Russian physicist (born 1967)

Yaroslav Mikhaylovich Blanter (Ярослав Михайлович Блантер; born 19 November 1967) is a Russian physicist, an expert in the field of extractive metallurgy and condensed matter physics. As of 2011, he is a professor at the Delft University of Technology.

==Biography==
Blanter was born in Moscow, Russia. In 1984, he graduated from the Second physico-mathematical school of Moscow.

In 1990, he graduated from the physicochemical department of the Moscow Institute of Steel and Alloys in the field of extractive metallurgy.

Until 1992, he took post-graduate courses at the same institute. In 1992, he defended his thesis and received the Candidate of physico-mathematical sciences degree. The subject of the thesis concerned the development of the quantum effects in the kinetic properties of the electronic systems at the topological transition.

From 1990 to 1994, he taught statistical physics, the theory of normal and superconducting metals, classical and quantum mechanics. From 1989 to 1993, he also taught mathematics at the 43rd School of Moscow.

In 1995, supported by the Alexander von Humboldt Foundation, he obtained a position at the Institute of Condensed Matter Theory in Karlsruhe. From 1996 to 2000, he held a position at the University of Geneva. From 2000 to 2007, he was an associate professor at the Delft University of Technology. In 2007, he became a senior associate professor there. In 2002, he was one of three members of the organizing committee of the NATO Advanced Research Workshop "Quantum Noise in Mesoscopic Physics", held in Delft, the Netherlands.

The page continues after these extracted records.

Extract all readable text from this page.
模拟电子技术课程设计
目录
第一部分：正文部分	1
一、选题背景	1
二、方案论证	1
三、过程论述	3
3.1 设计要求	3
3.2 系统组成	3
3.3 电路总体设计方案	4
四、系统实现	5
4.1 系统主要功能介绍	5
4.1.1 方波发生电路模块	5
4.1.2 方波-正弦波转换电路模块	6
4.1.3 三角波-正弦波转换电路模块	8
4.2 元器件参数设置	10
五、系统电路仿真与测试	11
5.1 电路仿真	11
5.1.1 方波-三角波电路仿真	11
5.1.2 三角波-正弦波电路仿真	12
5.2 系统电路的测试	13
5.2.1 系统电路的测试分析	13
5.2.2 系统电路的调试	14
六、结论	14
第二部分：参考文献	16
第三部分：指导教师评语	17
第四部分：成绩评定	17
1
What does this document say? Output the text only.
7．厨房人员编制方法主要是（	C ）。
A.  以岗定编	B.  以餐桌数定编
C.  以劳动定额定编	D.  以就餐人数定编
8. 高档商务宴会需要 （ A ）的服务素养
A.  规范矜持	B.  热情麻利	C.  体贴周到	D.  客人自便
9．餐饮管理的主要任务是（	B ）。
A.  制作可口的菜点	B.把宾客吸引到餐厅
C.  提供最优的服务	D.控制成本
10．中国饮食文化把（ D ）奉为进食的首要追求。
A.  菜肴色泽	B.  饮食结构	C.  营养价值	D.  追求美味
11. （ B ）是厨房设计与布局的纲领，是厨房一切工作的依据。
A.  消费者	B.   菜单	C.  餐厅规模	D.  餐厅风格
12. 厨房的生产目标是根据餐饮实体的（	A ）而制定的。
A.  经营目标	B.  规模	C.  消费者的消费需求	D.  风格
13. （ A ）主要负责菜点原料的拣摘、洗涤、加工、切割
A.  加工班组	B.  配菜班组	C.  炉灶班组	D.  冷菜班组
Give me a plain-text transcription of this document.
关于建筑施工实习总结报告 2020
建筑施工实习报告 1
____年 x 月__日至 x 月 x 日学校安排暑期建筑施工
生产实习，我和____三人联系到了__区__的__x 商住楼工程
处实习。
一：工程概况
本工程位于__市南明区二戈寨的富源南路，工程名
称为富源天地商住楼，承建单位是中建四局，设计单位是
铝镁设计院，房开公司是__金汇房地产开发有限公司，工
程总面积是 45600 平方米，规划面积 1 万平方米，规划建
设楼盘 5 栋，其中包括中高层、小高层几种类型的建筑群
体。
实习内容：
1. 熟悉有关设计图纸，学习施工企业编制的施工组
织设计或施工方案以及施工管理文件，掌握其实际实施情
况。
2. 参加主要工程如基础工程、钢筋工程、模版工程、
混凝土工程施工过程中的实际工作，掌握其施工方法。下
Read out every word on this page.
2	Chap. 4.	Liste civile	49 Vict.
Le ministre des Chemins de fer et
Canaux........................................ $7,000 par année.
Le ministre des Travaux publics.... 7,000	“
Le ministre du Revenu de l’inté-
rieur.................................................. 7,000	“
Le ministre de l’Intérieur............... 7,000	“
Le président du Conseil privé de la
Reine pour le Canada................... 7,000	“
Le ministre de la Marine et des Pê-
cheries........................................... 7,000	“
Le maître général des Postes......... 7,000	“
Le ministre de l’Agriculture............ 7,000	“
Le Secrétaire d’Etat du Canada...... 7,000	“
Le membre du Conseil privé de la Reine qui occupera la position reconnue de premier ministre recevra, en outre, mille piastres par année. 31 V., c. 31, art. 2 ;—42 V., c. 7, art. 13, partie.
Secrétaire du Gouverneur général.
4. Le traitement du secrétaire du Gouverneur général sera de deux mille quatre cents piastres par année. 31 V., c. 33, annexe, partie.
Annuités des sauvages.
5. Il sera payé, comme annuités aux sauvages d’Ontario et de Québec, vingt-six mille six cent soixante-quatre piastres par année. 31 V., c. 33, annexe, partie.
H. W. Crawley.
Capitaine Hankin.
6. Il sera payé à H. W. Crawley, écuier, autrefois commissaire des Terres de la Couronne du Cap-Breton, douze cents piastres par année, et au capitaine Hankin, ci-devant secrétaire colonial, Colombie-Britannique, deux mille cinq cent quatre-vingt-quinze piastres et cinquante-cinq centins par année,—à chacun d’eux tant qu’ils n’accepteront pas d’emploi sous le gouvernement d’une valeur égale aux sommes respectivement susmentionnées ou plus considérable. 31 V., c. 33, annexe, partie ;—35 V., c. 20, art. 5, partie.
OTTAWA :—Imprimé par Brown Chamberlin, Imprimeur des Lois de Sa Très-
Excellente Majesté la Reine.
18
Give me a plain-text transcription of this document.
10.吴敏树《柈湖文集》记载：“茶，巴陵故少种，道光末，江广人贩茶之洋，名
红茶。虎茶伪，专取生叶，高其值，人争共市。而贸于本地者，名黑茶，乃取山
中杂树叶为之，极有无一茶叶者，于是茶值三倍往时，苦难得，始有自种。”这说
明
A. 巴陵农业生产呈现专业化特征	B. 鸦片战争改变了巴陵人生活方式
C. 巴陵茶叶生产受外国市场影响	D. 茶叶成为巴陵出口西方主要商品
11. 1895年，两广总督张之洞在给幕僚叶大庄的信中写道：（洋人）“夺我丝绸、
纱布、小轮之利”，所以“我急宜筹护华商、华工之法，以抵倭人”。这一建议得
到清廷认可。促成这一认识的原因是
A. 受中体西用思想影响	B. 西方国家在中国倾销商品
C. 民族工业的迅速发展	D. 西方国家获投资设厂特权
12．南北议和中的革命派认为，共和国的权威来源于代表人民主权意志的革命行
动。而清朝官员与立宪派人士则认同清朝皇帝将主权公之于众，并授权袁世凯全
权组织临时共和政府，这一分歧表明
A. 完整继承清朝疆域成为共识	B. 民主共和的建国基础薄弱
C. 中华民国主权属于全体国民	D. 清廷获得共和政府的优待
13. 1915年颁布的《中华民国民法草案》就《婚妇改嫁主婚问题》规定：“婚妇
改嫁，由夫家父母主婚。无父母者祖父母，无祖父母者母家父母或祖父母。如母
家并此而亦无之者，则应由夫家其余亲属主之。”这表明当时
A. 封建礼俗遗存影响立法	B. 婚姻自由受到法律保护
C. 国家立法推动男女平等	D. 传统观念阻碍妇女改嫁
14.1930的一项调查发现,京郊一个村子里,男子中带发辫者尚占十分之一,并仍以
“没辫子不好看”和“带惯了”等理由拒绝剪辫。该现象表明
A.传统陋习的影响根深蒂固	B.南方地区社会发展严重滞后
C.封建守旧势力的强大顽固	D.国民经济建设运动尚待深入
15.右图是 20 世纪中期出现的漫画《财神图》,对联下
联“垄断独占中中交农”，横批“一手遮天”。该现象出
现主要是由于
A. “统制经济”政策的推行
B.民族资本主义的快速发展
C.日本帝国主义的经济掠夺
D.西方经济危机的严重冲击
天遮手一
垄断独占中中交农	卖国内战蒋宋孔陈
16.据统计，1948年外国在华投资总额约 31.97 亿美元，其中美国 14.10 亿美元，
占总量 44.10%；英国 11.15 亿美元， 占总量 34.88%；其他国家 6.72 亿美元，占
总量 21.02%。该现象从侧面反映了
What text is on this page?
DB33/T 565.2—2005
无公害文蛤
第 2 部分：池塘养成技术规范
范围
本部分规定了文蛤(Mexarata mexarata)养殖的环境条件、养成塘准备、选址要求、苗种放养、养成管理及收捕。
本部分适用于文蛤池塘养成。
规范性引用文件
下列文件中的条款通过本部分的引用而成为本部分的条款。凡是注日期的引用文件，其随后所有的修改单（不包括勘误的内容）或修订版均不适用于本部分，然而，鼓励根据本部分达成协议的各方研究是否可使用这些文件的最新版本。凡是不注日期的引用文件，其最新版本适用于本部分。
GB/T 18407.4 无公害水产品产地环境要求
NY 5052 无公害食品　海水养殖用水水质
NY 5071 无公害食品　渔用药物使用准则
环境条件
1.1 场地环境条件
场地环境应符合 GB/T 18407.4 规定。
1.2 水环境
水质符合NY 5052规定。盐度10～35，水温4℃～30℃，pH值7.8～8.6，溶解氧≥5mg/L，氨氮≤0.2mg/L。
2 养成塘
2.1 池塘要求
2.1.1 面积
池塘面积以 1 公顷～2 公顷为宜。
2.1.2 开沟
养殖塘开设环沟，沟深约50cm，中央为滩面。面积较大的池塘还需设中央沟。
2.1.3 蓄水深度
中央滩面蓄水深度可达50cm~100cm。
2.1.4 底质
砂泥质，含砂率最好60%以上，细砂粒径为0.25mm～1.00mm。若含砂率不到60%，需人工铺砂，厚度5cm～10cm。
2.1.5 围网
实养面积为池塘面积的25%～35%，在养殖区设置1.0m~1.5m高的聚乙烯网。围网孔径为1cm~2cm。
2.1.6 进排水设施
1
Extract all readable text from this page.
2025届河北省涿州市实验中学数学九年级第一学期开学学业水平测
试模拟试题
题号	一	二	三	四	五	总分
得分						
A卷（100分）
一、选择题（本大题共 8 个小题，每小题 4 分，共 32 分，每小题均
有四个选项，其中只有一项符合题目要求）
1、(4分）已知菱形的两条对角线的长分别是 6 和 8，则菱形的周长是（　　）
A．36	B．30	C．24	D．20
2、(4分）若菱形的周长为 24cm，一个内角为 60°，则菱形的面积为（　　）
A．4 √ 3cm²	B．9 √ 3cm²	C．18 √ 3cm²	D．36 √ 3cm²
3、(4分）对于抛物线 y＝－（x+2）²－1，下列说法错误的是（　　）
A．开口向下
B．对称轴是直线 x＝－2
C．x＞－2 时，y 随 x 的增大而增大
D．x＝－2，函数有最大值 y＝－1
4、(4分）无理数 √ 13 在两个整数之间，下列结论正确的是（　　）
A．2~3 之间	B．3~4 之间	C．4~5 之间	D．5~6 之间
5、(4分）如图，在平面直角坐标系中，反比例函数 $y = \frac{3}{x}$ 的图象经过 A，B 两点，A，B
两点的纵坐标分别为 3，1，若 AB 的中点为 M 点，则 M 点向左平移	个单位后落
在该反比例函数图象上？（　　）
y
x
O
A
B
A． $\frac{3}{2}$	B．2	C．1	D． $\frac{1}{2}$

From 2007 to 2011, he was an active contributor with administrator permissions in the Russian Wikipedia and a member of its Arbitration Committee. The Daily Dot noted Blanter's role in the deletion of an English Wikipedia hoax about a ficticous Russian filmmaker which was up for almost four years.

==Selected works==
Blanter has published over 100 works in several scientific journals. According to Scopus his h-factor is 47.

==See also==
- List of Wikipedia people

==Books==
- Nazarov, Yuli V.; Blanter, Yaroslav M.; Quantum Transport: Introduction to Nanoscience, Cambridge University Press, 2009. ISBN 978-0-521-83246-5.